The capex argument for moving to cloud computing is virtually dead.
And while cloud does deliver on its money-saving promises, it only does so early on in a company’s journey.
Later, the pressure cloud computing “puts on margins can start to outweigh the benefits.”
All that comes from two experts at Andreessen Horowitz — the venture capital firm co-founded by two of cloud’s early pioneers. In a blog, Sarah Wang and Martin Casado make a series of – dare we say, compelling – points against the industry’s all-cloud push. Indeed, Wang and Casado rely largely on financial data to make their case.
But let’s back up.
The cloud sector has needed time to mature before anyone could fully understand the economic implications. That’s happening at last. And the results are not quite as sunny as the public cloud providers want people to think, according to Wang and Casado.
Yes, they say, shifting from on-premises infrastructure to the cloud makes sense as an organization gets off the ground. Yet, as that firm scales and growth starts to slow, things change. The long-term cost implications of cloud computing balloon, Wang and Casado say, providing numbers to solidify their stance.
At that point, though, organizations can’t just shift infrastructure. They’re locked in — a situation that can look an awful lot like the single-vendor dependence problems of yore. Regaining infrastructure freedom takes time and money, “and is often considered a non-starter,” per Wang and Casado.

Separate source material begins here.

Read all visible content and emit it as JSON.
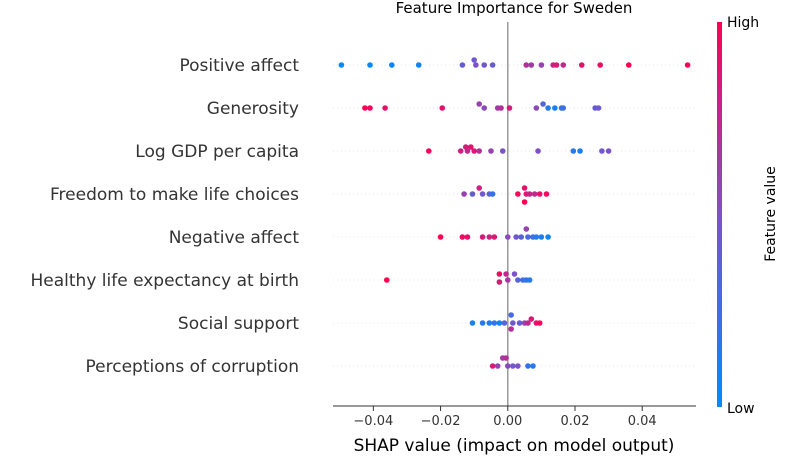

Here’s perhaps the most intriguing part, one that channel partners may want to bear in mind as they work with customers: “[W]hen evaluated relative to the scale of potentially lost market capitalization – which we present in this post – the calculus changes. As growth (often) slows with scale, near-term efficiency becomes an increasingly key determinant of value in public markets,” Wang and Casado write. “The excess cost of cloud weighs heavily on market cap by driving lower profit margins.” Market capitalization, they say, “is being suppressed by the cloud.”
‘$100B of Market Value Is Being Lost’
Cloud computing is great, Wang and Casado say. However, its broader consequences are significant.
Here’s how they reach their assertions:
“We show (using relatively conservative assumptions!) that across 50 of the top public software companies currently utilizing cloud infrastructure, an estimated $100B of market value is being lost among them due to cloud impact on margins — relative to running the infrastructure themselves. And while we focus on software companies in our analysis, the impact of the cloud is by no means limited to software. Extending this analysis to the broader universe of scale public companies that stands to benefit from related savings, we estimate that the total impact is potentially greater than $500B.”
Wang and Casado are not pressing for a full switch to private cloud computing. Rather, they’re seeking to show just how much cloud will cost in the long run so organizations (and their channel partners) can make the best-informed decisions now. Not surprisingly, a hybrid approach to cloud computing seems to serve businesses well. Wang and Casado say their research found that moving back into the data center “results in one-third to one-half the cost of running equivalent workloads in the cloud.”
Let’s return to that initial nugget about cloud computing and capex. For years, the channel (and the cloud field as a whole) has championed cloud because it lets companies deploy infrastructure using the operating expenses budget. This is a much more fluid and defensible strategy within the CFO’s office. But that argument is now null, according to Wang and Casado.
“Over the last few years, alternatives to public cloud infrastructures have evolved significantly and can be built, deployed and managed entirely via operating expenses instead of capital expenditures,” they write.
The ‘Crazy’ Cloud Paradox
OK, what about cloud computing saving organizations money? It does that, the analysts say — again, however, only in the beginning. And it supports innovation and flexibility, necessary attributes for any organization. The problem arises when large organizations (which includes startups as they reach scale, Wang and Casado said) pay the price for cloud in their margins, “locking up hundreds of billions of market cap that are now stuck in this paradox: You’re crazy if you don’t start in the cloud; you’re crazy if you stay on it.”
The solution, they say, lies in the middle ground. Companies “need to optimize early, often, and, sometimes, also outside the cloud,” they add.
Here’s something else to consider, a bit of “dramatic irony,” as Wang and Casado put it: “Part of the reason Amazon, Google, and Microsoft – representing a combined ~5 trillion dollar market cap – are all buffeted from the competition, is that they have high profit margins driven in part by running their own infrastructure, enabling ever greater reinvestment into product and talent while buoying their own share prices.”
Check out Wang and Casado’s blog for more, including in-depth recommendations. Along the way, consider how cloud helps a client now, but could hurt them in the future. Planning ahead can save everyone a lot of headache and financial frustration.
“If you’re operating at scale, the cost of cloud can at least double your infrastructure bill,” Wang and Casado write.